Chez l'humain, les principaux phanères sont les cheveux, les poils et les ongles[1]. Bien que n'étant pas d'origine tégumentaire, les dents sont parfois considérées comme étant des phanères[2]. Chez le nouveau-né[3] ou sur certaines parties du corps plus tard, on parle aussi de duvet pour désigner des poils très petits et très fins.

Ils ont parfois des propriétés électriques particulières (cf. électricité statique)[4].

Dans les abattoirs, ils font partie des « sous-produits animaux non destinés à la consommation humaine », valorisés sous diverses formes.

Fonctions

Selon l'espèce concernée, les phanères peuvent avoir des fonctions très différentes, dont :

  • rôle de protection contre la chaleur, le froid et/ou l'eau (pelage, duvet) ; les chiens et d'autres espèces ont deux sortes de poils, des poils plus fins et courts et des poils plus longs dits « poils de couverture » ou « jarres »[5] ;
  • protection de l’œil (cils) ;
  • fonctions de défense ou améliorant les capacités des doigts (ex. : griffes et ongles) ;
  • fonction de soutien au déplacement (ex. : les plumes qui permettent le vol de l'oiseau) ;
  • fonctions « esthétiques » et éthologiques (ex. : les couleurs, les motifs, le caractère brillant d'un pelage ou plumage peuvent aussi jouer un rôle dans la reconnaissance interspécifiques, interindividuelles, pour la parade sexuelle, etc.
  • organes associés au sens du toucher.

Ils peuvent être très importants chez les animaux à épiderme développé (les amniotes, comme l'humain), mais existent aussi (dans une moindre mesure), chez les animaux anamniotes.

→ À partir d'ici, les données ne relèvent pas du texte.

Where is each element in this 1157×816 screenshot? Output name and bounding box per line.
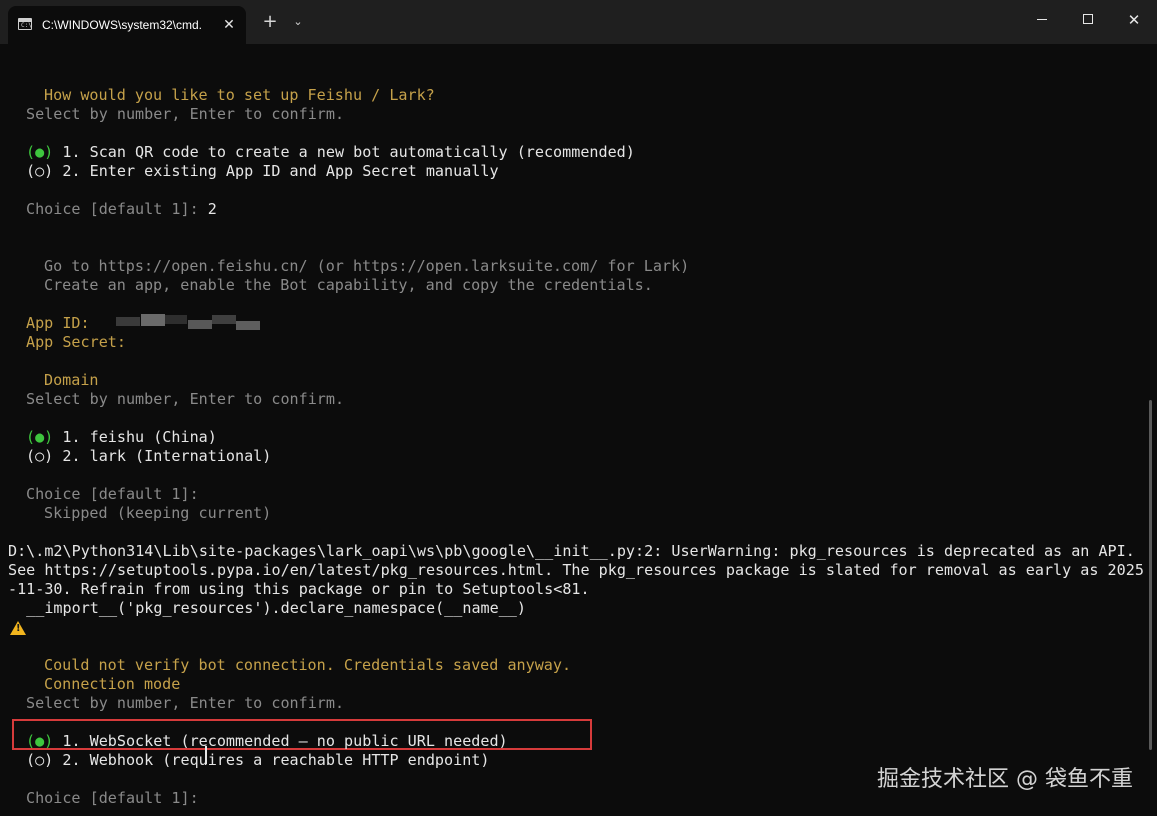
selected-radio-marker: (●) — [26, 732, 54, 750]
app-id-label: App ID: — [26, 314, 90, 332]
select-hint: Select by number, Enter to confirm. — [26, 694, 345, 712]
option-row: (●) 1. feishu (China) — [26, 428, 217, 447]
selected-radio-marker: (●) — [26, 143, 54, 161]
option-row: (○) 2. Enter existing App ID and App Sec… — [26, 162, 499, 181]
terminal-output[interactable]: How would you like to set up Feishu / La… — [0, 44, 1157, 816]
scrollbar[interactable] — [1149, 400, 1152, 750]
warning-icon: ! — [10, 621, 26, 635]
new-tab-button[interactable]: + — [256, 8, 284, 36]
choice-prompt: Choice [default 1]: — [26, 200, 199, 218]
skipped-line: Skipped (keeping current) — [44, 504, 272, 522]
deprecation-warning: See https://setuptools.pypa.io/en/latest… — [8, 561, 1144, 579]
minimize-button[interactable] — [1019, 0, 1065, 40]
radio-marker: (○) — [26, 751, 54, 769]
choice-value: 2 — [198, 200, 217, 218]
redacted-app-id — [165, 315, 187, 324]
tab-close-icon[interactable]: ✕ — [218, 14, 240, 36]
terminal-tab[interactable]: C:\ C:\WINDOWS\system32\cmd. ✕ — [8, 6, 246, 44]
radio-marker: (○) — [26, 162, 54, 180]
tab-title: C:\WINDOWS\system32\cmd. — [42, 18, 203, 32]
setup-question: How would you like to set up Feishu / La… — [44, 86, 435, 104]
choice-prompt: Choice [default 1]: — [26, 789, 199, 807]
redacted-app-id — [188, 320, 212, 329]
select-hint: Select by number, Enter to confirm. — [26, 390, 345, 408]
option-text: 1. feishu (China) — [53, 428, 217, 446]
cmd-icon: C:\ — [18, 18, 32, 30]
redacted-app-id — [141, 314, 165, 326]
maximize-button[interactable] — [1065, 0, 1111, 40]
option-row: (●) 1. WebSocket (recommended — no publi… — [26, 732, 508, 751]
option-text: 1. Scan QR code to create a new bot auto… — [53, 143, 635, 161]
option-row: (○) 2. Webhook (requires a reachable HTT… — [26, 751, 489, 770]
instruction-line: Create an app, enable the Bot capability… — [44, 276, 653, 294]
deprecation-warning: -11-30. Refrain from using this package … — [8, 580, 590, 598]
option-text: 2. Enter existing App ID and App Secret … — [53, 162, 499, 180]
title-bar: C:\ C:\WINDOWS\system32\cmd. ✕ + ⌄ ✕ — [0, 0, 1157, 44]
verify-warning-row: ! Could not verify bot connection. Crede… — [0, 618, 600, 674]
verify-warning: Could not verify bot connection. Credent… — [44, 656, 572, 674]
app-secret-label: App Secret: — [26, 333, 126, 351]
select-hint: Select by number, Enter to confirm. — [26, 105, 345, 123]
option-text: 2. lark (International) — [53, 447, 272, 465]
chevron-down-icon[interactable]: ⌄ — [286, 8, 310, 36]
redacted-app-id — [116, 317, 140, 326]
choice-prompt: Choice [default 1]: — [26, 485, 199, 503]
close-button[interactable]: ✕ — [1111, 0, 1157, 40]
option-row: (○) 2. lark (International) — [26, 447, 271, 466]
text-cursor — [205, 746, 207, 764]
watermark: 掘金技术社区 @ 袋鱼不重 — [877, 767, 1133, 792]
choice-row: Choice [default 1]: 2 — [26, 200, 217, 219]
option-row: (●) 1. Scan QR code to create a new bot … — [26, 143, 635, 162]
selected-radio-marker: (●) — [26, 428, 54, 446]
redacted-app-id — [212, 315, 236, 324]
option-text: 2. Webhook (requires a reachable HTTP en… — [53, 751, 490, 769]
deprecation-warning: D:\.m2\Python314\Lib\site-packages\lark_… — [8, 542, 1135, 560]
domain-title: Domain — [44, 371, 99, 389]
deprecation-warning: __import__('pkg_resources').declare_name… — [8, 599, 526, 617]
redacted-app-id — [236, 321, 260, 330]
radio-marker: (○) — [26, 447, 54, 465]
option-text: 1. WebSocket (recommended — no public UR… — [53, 732, 508, 750]
instruction-line: Go to https://open.feishu.cn/ (or https:… — [44, 257, 690, 275]
connection-mode-title: Connection mode — [44, 675, 181, 693]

De nombreux invertébrés sont couverts de poils qui sont aussi considérés comme des phanères, certains insectes et les araignées notamment[6].

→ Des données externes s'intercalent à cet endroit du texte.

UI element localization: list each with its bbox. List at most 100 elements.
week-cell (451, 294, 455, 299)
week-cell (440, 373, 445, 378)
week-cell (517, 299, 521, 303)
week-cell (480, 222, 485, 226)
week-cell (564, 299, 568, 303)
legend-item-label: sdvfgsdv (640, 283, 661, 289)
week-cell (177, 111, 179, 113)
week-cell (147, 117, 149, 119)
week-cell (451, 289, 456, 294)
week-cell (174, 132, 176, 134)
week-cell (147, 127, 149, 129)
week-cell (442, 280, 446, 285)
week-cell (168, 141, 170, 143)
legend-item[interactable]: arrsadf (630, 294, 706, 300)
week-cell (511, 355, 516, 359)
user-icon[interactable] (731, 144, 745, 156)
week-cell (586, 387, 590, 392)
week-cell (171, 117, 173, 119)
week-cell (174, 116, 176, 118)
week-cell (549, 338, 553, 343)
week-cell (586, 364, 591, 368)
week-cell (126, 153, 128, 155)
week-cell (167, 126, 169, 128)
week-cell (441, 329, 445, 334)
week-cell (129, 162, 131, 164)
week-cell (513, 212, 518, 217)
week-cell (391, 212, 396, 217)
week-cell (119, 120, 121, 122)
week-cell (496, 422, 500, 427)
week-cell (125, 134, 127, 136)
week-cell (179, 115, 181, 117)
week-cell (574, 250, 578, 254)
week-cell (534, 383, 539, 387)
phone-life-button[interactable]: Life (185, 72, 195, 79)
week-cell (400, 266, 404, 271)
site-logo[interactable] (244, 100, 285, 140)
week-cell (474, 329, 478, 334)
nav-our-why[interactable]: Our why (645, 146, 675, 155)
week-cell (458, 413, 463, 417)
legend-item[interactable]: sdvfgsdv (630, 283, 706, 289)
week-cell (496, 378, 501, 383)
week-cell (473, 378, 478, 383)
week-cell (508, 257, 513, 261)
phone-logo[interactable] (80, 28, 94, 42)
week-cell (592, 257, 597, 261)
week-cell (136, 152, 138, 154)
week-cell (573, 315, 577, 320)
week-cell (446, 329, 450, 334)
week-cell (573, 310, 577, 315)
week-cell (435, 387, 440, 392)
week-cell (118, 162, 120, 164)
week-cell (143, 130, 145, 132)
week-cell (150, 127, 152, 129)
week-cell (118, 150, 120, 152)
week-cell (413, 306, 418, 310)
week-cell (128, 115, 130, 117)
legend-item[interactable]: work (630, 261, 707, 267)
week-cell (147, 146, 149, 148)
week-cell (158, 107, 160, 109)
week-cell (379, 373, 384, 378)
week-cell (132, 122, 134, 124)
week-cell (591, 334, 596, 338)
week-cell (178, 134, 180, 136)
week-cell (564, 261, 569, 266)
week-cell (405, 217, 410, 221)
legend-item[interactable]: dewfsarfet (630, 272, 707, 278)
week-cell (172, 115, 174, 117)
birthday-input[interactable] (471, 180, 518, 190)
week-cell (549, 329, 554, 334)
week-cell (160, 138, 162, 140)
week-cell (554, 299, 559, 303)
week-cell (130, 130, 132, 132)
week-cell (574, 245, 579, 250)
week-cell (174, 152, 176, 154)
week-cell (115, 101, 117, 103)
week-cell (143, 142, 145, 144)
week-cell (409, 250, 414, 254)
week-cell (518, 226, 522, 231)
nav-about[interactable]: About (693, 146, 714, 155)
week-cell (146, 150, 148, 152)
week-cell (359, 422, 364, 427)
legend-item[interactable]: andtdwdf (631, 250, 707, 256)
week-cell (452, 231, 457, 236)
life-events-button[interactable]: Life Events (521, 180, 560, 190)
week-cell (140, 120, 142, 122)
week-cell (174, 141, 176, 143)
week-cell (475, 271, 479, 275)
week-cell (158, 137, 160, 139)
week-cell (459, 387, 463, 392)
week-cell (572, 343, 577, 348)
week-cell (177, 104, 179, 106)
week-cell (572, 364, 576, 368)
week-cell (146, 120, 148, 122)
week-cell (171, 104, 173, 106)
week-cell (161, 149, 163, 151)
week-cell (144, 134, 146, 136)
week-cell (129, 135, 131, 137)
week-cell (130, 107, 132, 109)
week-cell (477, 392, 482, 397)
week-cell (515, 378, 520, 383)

Chez les animaux vivant dans des milieux saisonnièrement marqués, le phénomène de la mue, contrôlé par une hormone régulant les cycles nycthéméraux et saisonniers (la mélatonine) permet un renouvellement accéléré d'une partie des phanères (plumage, pelage)[7]. De manière générale, les phanères répondent à des facteurs de croissance et à des molécules de signalisation intracellulaire spécifiques [8].

Phanères d'Anamniotes

Dents cornées

La bouche d'une lamproie (un cyclostome) est munie de "dents" cornées formées de kératine.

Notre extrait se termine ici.